18. Code - This is what makes Google likeable to the free and open source community that is pretty much a closet bunch on platforms outside BSD and Linux. It is important that someone bigger than Canonical and IBM should promote open source development. Not only does it help release good developer ideas under public licences but also gives them tools to work with. And it holds a lot of personal good for Google to see all of this code and pick ones that are the coolest as personified by the Google Summer of code program. It really helps recruiting at Google as well, as it attempts to pick the best lateral thinkers thereby keeping its turnover as innovative as ever.
17. Video - Used to host videos until a month ago. Now functions as a pure search engine. It was a great idea to buy youtube.com as a video hosting site. Google video picks up from more sites and has a continually cleansed repository that makes it more child friendly than the yahoo alternative. The best part is that Web 2.0 based stats are available even for sites that do not offer that service.

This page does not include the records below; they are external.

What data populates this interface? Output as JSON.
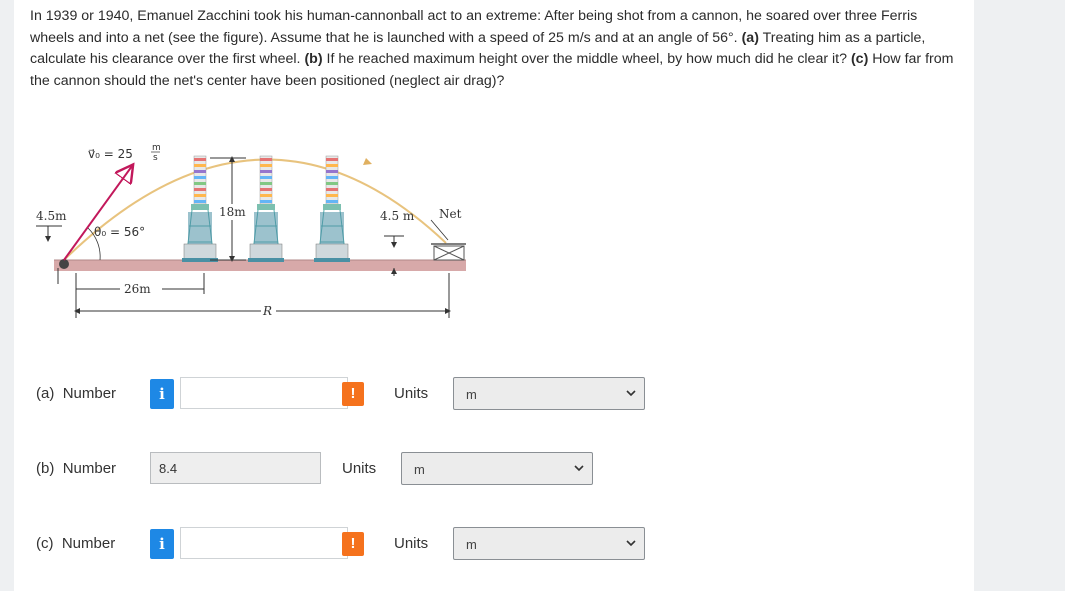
{
  "problem": {
    "intro": "In 1939 or 1940, Emanuel Zacchini took his human-cannonball act to an extreme: After being shot from a cannon, he soared over three Ferris wheels and into a net (see the figure). Assume that he is launched with a speed of 25 m/s and at an angle of 56°.",
    "part_a_tag": "(a)",
    "part_a_text": "Treating him as a particle, calculate his clearance over the first wheel.",
    "part_b_tag": "(b)",
    "part_b_text": "If he reached maximum height over the middle wheel, by how much did he clear it?",
    "part_c_tag": "(c)",
    "part_c_text": "How far from the cannon should the net's center have been positioned (neglect air drag)?"
  },
  "figure": {
    "v0_label": "v⃗₀ = 25",
    "v0_unit_num": "m",
    "v0_unit_den": "s",
    "theta_label": "θ₀ = 56°",
    "h_left": "4.5m",
    "h_wheel": "18m",
    "h_right": "4.5 m",
    "net_label": "Net",
    "dist_26": "26m",
    "dist_R": "R",
    "colors": {
      "trajectory": "#e8c37e",
      "ground": "#d7a9a9",
      "tower": "#4a90a4",
      "cannon": "#c2185b"
    }
  },
  "answers": [
    {
      "part": "(a)",
      "number_label": "Number",
      "info_icon": "info-icon",
      "value": "",
      "placeholder": "",
      "warn_icon": "exclamation-icon",
      "units_label": "Units",
      "units_value": "m"
    },
    {
      "part": "(b)",
      "number_label": "Number",
      "value": "8.4",
      "units_label": "Units",
      "units_value": "m"
    },
    {
      "part": "(c)",
      "number_label": "Number",
      "info_icon": "info-icon",
      "value": "",
      "placeholder": "",
      "warn_icon": "exclamation-icon",
      "units_label": "Units",
      "units_value": "m"
    }
  ],
  "icons": {
    "info": "i",
    "warn": "!"
  }
}
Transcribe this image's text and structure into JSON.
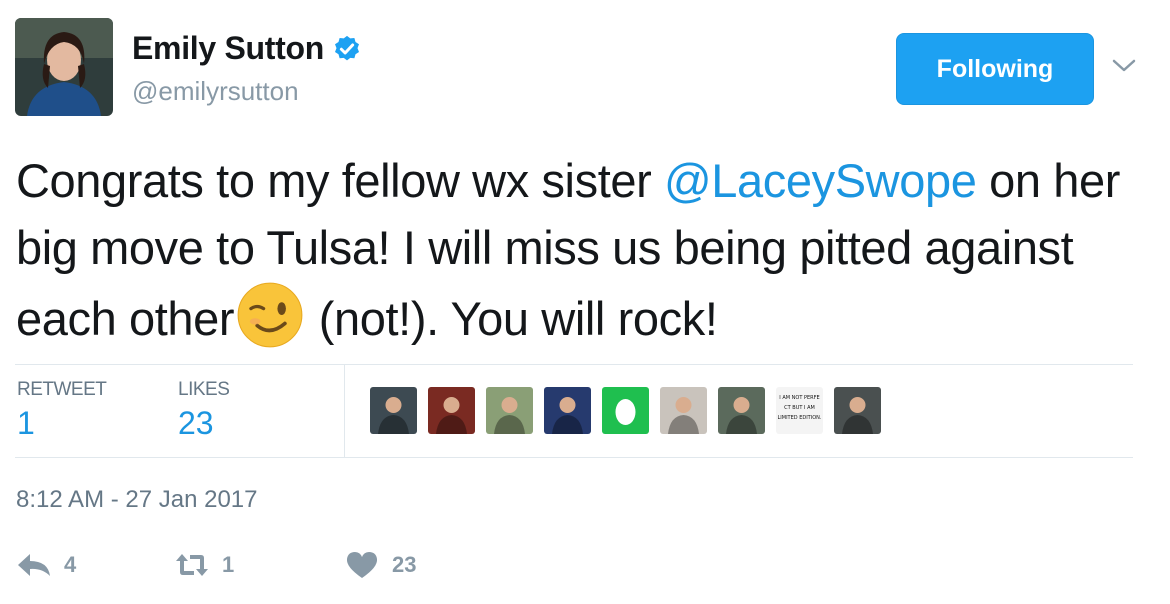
{
  "user": {
    "name": "Emily Sutton",
    "handle": "@emilyrsutton"
  },
  "follow_button": {
    "label": "Following"
  },
  "tweet": {
    "text_part1": "Congrats to my fellow wx sister ",
    "mention": "@LaceySwope",
    "text_part2": " on her big move to Tulsa! I will miss us being pitted against each other",
    "text_part3": " (not!). You will rock!",
    "emoji": "winking-face"
  },
  "stats": {
    "retweets_label": "RETWEET",
    "retweets_value": "1",
    "likes_label": "LIKES",
    "likes_value": "23"
  },
  "likers": [
    {
      "name": "liker-1",
      "color": "#3d4a52"
    },
    {
      "name": "liker-2",
      "color": "#7a2a22"
    },
    {
      "name": "liker-3",
      "color": "#8a9f76"
    },
    {
      "name": "liker-4",
      "color": "#263a6e"
    },
    {
      "name": "liker-5",
      "color": "#1fbf4f"
    },
    {
      "name": "liker-6",
      "color": "#c9c3bc"
    },
    {
      "name": "liker-7",
      "color": "#5b6a5c"
    },
    {
      "name": "liker-8",
      "color": "#f4f4f4"
    },
    {
      "name": "liker-9",
      "color": "#4a5050"
    }
  ],
  "liker8_text": "I AM NOT PERFECT BUT I AM LIMITED EDITION.",
  "timestamp": "8:12 AM - 27 Jan 2017",
  "actions": {
    "reply_count": "4",
    "retweet_count": "1",
    "like_count": "23"
  },
  "colors": {
    "accent": "#1da1f2",
    "link": "#1b95e0",
    "muted": "#8899a6"
  }
}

16. Shopping and checkout - Froogle revamped. Great for cheap buyers who do not wish to risk some random seller on eBay. Even better for those who just want to get an idea on pricelines and the price-value trade-off. Not only are prices graded but products reviews are picked up as well.
15. Chromium - Really how much time would it have taken before Google forayed into a browser that best suits its vision and applications? The open source shell behind Chrome has just made its pre-release entries into the Unix word but even before that, it has done in just a year, what Firefox and Seamonkey were failing at - acquire market share from the dreadful and dangerous Microsoft Internet Explorer. Unfortunately, despite being open-source, it stays elusive to Unix-based developers who were the primary minds behind critically acclaimed Firefox plugins which is why its not higher up my list. But despite that limitation, it still has used its uncanny speed to rapidly garner fans much better than Firefox did. It scared Microsoft so much that they protested about Chrome potentially gaining complete monopoly if they provided it as part of Windows 7. Wonderful attitude.
14. Sites - The swanky new revamp of Page Creator is a futuristic tool. Where most page-makers are sticking to evolutionary changes, Sites has a wiki based approach that really makes it count. One does not have to bother about html's upgrades hampering website upgrades. Make a site like I write this blog.
13. Talk - Clearly there was something wrong with MSN and Yahoo messenger beyond their excessive options and slow interfaces. Talk did what Twitter's doing now. That is powerful.
12. Android - Nothing scared rival companies like the Android. Primarily because it embraced the FOSS ideology. Google first scared competitors by acquiring Android and releasing the Linux-based mobile OS. Then it did something scarier - it handed it over to the Open Handset Alliance to self-sustain. No it has not really affected the iPhone or Windows Mobile market much. But it has started off the first ever major open-source mobile software initiative that could threaten mobile monopoly. If only wireless service providers could allow it to reach its potential in at least as substantial form...
11. Reader - Google's feed reader is not too different from Mozilla's live bookmarks. Except for that it does not disappear if you reinstall your OS. It is not too different from other rival RSS services. Except for that it allows you to share articles with your friends with a click. And it works on my Wii.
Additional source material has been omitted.